3. Resting (telogen)

Finally, the hair enters a resting phase called telogen.  The follicle lies dormant for 1 to 4 months. Normally between 12 and 20 percent of hairs are in this phase.  Under times of tremendous stress, many follicles can be “shocked” into this phase simultaneously and then shed in a short period (telogen effluvium).

4. Growing again (anagen)

After the hair has been shed, a new hair begins to grow, and the cycle repeats itself — through anagen, catagen, and telogen — for each hair follicle on your head for as long as it is active.

Male pattern hair loss, or androgenetic alopecia (AGA), is the most common type of hair loss among males. Hormonal factors appear to play a role, especially a male sex hormone known as dihydrotestosterone (DHT).

Hair loss affects around half of all men over the age of 50 years, and around 50 million men in the United States (U.S.).

Male pattern hair loss is the most common type of hair loss in men. Hair at the temples and on the crown slowly thin and eventually disappear. The exact reason why this happens is unknown, but genetic, hormonal, and environmental factors are all thought to play a role. DHT is believed to be a major factor.

Male pattern hair loss happens when the follicles slowly become miniaturized, the anagen phase is reduced, and the telogen phase becomes longer.

Over time, the anagen phase becomes so short that the new hairs do not even peek through the surface of the skin. Telogen hair growth is less well-anchored to the scalp, making it easier to fall out.

As the follicles become smaller, the shaft of the hair becomes thinner with each cycle of growth.
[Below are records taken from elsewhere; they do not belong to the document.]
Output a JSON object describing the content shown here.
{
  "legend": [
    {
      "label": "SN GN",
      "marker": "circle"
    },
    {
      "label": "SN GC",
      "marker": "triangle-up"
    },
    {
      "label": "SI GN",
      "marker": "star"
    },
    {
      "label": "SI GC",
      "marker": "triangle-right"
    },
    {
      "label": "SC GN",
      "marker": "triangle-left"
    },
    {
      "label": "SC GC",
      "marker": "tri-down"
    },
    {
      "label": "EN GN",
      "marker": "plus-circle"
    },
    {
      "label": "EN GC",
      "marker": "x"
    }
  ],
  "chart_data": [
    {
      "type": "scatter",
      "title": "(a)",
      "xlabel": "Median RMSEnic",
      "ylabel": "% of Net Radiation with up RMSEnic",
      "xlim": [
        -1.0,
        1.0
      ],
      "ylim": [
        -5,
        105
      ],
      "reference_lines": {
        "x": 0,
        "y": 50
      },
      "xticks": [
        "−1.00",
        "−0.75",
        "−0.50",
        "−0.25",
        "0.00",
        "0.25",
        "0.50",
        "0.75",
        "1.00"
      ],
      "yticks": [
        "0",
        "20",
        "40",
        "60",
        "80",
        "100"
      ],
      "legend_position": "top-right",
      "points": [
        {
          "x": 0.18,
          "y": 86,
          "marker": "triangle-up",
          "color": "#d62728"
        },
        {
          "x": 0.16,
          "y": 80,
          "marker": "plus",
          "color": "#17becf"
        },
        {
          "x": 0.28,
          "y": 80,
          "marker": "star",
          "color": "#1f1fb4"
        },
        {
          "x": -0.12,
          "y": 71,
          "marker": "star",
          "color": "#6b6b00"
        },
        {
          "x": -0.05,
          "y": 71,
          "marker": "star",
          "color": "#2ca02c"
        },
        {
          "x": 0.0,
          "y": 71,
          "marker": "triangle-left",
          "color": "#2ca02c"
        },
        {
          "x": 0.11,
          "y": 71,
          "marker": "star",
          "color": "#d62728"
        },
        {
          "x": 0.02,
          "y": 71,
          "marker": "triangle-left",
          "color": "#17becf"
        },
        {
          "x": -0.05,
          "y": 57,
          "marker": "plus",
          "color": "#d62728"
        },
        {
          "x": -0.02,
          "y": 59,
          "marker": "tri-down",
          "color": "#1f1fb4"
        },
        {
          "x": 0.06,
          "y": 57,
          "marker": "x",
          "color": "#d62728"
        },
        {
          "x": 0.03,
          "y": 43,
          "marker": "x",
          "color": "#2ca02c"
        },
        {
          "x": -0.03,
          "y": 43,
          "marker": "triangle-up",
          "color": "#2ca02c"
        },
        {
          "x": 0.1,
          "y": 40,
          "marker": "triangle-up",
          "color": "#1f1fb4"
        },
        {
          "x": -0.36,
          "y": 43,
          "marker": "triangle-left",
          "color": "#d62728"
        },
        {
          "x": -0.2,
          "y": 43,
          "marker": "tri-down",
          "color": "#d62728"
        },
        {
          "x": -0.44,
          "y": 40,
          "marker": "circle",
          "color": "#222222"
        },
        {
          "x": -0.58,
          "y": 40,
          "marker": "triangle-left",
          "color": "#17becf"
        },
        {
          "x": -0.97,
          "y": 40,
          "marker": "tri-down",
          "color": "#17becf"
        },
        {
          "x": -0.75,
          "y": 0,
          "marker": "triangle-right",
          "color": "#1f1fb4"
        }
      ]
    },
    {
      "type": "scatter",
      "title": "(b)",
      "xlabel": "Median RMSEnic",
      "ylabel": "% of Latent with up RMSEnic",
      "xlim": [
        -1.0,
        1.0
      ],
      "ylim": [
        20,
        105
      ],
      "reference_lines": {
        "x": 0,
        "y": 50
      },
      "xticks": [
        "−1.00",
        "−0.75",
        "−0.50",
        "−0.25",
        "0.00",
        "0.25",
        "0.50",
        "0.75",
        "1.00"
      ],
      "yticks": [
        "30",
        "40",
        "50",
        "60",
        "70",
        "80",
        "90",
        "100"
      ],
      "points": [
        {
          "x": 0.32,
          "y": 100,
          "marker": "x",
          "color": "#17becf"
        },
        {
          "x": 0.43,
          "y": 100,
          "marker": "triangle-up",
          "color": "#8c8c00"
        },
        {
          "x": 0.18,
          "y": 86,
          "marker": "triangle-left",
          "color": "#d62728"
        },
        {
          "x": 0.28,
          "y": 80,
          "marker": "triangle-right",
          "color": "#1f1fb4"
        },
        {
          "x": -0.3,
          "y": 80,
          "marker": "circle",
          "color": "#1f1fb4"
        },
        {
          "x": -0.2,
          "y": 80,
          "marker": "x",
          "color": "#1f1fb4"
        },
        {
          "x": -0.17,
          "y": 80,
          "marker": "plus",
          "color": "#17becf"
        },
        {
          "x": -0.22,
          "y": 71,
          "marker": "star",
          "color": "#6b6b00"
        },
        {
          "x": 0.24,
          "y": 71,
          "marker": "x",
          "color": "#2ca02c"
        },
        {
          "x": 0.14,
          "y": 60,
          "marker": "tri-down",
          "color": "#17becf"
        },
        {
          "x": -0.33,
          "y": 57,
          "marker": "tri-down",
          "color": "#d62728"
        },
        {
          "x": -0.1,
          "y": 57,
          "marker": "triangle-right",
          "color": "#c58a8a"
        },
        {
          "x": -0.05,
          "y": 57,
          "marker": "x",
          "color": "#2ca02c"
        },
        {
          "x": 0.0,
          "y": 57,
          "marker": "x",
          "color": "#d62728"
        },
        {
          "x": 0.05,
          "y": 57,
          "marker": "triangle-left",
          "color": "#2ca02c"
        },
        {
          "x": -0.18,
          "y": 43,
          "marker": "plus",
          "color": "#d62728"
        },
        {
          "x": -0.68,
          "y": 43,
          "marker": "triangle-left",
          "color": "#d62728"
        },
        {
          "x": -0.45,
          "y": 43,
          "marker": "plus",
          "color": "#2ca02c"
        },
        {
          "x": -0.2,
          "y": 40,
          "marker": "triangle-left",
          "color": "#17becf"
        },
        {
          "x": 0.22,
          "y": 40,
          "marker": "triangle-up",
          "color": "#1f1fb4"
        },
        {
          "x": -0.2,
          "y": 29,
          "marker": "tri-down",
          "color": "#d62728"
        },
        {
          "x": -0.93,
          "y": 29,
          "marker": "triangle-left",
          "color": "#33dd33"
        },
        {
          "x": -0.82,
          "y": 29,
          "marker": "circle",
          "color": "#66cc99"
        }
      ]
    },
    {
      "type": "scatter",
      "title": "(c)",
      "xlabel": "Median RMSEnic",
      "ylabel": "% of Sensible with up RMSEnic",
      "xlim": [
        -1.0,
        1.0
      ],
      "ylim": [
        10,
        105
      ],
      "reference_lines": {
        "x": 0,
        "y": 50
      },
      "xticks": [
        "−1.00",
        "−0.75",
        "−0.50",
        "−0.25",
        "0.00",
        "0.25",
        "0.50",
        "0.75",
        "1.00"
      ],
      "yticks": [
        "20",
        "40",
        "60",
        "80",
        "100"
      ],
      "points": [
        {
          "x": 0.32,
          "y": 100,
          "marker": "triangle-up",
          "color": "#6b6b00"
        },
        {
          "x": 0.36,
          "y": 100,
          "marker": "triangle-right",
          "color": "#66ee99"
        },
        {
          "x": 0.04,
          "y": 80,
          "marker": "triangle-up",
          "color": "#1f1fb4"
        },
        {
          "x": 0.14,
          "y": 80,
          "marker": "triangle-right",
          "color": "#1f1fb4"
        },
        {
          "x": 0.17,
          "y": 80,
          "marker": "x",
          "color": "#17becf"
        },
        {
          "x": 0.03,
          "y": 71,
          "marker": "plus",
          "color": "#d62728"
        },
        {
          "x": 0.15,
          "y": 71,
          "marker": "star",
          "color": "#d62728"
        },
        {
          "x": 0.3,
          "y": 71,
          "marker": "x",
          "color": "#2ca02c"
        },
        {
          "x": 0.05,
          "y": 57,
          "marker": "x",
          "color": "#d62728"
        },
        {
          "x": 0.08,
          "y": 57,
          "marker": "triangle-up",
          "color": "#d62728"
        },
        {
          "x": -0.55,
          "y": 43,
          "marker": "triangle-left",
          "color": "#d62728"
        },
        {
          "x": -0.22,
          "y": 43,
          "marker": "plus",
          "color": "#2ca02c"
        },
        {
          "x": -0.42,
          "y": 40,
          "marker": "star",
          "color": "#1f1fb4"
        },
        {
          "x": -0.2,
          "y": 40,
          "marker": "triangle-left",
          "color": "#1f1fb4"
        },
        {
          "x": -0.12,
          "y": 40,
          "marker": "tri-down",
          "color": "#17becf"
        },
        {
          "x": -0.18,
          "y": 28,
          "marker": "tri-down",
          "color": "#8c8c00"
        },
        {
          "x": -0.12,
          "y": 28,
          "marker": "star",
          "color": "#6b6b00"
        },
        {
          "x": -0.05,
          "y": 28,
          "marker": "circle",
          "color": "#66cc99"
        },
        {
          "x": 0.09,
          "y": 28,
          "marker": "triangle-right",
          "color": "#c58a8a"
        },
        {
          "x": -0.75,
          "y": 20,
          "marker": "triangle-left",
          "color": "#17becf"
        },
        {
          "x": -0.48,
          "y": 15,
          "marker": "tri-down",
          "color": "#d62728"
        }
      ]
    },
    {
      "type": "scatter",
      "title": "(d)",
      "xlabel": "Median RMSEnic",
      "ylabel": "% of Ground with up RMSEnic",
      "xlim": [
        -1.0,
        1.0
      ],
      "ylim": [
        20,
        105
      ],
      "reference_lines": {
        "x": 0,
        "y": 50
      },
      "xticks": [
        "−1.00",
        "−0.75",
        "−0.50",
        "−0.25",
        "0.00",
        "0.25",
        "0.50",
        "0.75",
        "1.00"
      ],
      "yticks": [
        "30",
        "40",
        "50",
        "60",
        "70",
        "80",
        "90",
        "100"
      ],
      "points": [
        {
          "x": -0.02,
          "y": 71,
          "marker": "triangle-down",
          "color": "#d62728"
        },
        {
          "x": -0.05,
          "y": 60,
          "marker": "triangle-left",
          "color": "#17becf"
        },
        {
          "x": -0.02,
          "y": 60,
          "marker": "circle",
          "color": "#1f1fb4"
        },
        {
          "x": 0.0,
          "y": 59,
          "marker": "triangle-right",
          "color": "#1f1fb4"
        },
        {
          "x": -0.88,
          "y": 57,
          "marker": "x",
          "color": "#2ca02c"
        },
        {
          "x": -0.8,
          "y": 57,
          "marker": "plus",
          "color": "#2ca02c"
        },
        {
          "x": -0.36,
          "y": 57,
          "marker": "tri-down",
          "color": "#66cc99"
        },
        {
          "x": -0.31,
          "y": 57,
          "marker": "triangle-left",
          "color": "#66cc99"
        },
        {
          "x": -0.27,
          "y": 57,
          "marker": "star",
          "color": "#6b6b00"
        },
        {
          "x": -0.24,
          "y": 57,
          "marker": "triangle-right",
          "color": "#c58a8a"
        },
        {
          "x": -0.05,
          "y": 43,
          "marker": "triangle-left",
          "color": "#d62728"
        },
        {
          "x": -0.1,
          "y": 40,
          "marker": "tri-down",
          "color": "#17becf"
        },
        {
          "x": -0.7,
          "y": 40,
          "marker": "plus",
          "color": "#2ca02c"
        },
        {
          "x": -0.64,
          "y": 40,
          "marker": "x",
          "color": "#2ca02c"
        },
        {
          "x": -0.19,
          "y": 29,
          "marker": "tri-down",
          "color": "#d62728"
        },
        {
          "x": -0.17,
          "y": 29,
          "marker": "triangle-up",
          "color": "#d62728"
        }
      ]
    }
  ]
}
Eventually, hairs are reduced to vellus hairs, the type of soft, light hairs you can see on infants and they mostly disappear during puberty in response to androgens.

How DHT affects hair growth

The hair on the head grows without the presence of DHT, but armpit hair, pubic hair, and beard hair cannot grow without androgens.  DHT is a normal part of male physiology and is important for development.   While blocking conversion of testosterone to DHT with pharmaceuticals like finasteride can be useful for hair loss in men, this is associated with sexual side effect.  Natural ingredients like saw palmetto and lycopene have similar effects but their efficacy compared to finasteride is low.  Consult with a board certified dermatologist if you would like to explore finasteride treatment.